I am reading Redis recently. Redis implements a simple event-driven library based on I/O multiplexing. Redis says it would choose the best multiplexing supported by the system, and gives the following code:
/* Include the best multiplexing layer supported by this system.
* The following should be ordered by performances, descending. */
#ifdef HAVE_EVPORT
#include "ae_evport.c"
#else
#ifdef HAVE_EPOLL
#include "ae_epoll.c"
#else
#ifdef HAVE_KQUEUE
#include "ae_kqueue.c"
#else
#include "ae_select.c"
#endif
#endif
#endif
I wanna know whether they have fundamental performance differences? If so, why?
Best regards
In general, all Async I/O subsystems have different internals, but in current specific case these concrete async I/O libs are used to support as much platforms as possible.

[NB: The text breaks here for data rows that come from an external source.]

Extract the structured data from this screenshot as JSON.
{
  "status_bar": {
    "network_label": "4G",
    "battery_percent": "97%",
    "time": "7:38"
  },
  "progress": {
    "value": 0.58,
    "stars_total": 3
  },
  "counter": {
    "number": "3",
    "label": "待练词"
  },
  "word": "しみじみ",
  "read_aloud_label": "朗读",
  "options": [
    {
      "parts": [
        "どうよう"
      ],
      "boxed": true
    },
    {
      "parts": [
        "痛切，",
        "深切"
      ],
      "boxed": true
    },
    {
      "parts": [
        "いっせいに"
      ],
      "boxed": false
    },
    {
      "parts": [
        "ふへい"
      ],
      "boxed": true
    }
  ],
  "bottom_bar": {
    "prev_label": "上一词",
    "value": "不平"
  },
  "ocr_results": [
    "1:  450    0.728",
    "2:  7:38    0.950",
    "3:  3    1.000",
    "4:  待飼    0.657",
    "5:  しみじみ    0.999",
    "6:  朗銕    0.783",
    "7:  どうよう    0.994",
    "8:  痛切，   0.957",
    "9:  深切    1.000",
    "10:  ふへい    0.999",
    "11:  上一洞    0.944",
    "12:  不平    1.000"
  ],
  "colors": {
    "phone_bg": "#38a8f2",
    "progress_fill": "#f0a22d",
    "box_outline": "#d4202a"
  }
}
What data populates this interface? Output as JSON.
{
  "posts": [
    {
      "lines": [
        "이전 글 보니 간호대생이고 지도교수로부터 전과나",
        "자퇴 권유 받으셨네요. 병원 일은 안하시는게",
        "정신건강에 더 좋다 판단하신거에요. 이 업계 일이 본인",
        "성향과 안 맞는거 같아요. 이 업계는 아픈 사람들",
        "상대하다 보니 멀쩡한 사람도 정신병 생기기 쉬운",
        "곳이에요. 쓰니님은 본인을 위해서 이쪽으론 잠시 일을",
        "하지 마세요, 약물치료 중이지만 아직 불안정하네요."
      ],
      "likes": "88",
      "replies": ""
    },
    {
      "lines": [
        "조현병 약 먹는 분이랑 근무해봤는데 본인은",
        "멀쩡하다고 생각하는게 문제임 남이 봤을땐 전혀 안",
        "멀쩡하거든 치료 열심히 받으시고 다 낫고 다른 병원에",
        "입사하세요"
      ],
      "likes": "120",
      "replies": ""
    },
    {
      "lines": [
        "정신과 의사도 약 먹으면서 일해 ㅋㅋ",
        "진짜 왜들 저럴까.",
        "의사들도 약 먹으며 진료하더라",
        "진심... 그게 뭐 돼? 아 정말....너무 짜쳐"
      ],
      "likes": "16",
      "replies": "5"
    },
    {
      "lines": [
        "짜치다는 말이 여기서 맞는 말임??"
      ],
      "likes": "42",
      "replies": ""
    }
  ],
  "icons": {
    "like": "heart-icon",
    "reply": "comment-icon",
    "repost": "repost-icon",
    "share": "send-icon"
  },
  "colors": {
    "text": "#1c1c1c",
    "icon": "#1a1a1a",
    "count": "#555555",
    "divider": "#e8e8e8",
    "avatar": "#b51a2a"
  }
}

That is:
- evport = Solaris 10
- epoll = Linux
- kqueue = OS X, FreeBSD
- select = usually installed on all platforms as a
fallback
Evport
, Epoll
, and KQueue
have O(1) descriptor selection algorithm complexity, and they all use internal kernel space memory structures. Also they can serve lots (hundreds of thousands) file descriptors.
Apart the others, select
can only serve up to 1024 descriptors, and does full scan of descriptors (so every time it iterates all descriptors to chose one to work with), so the complexity is O(n).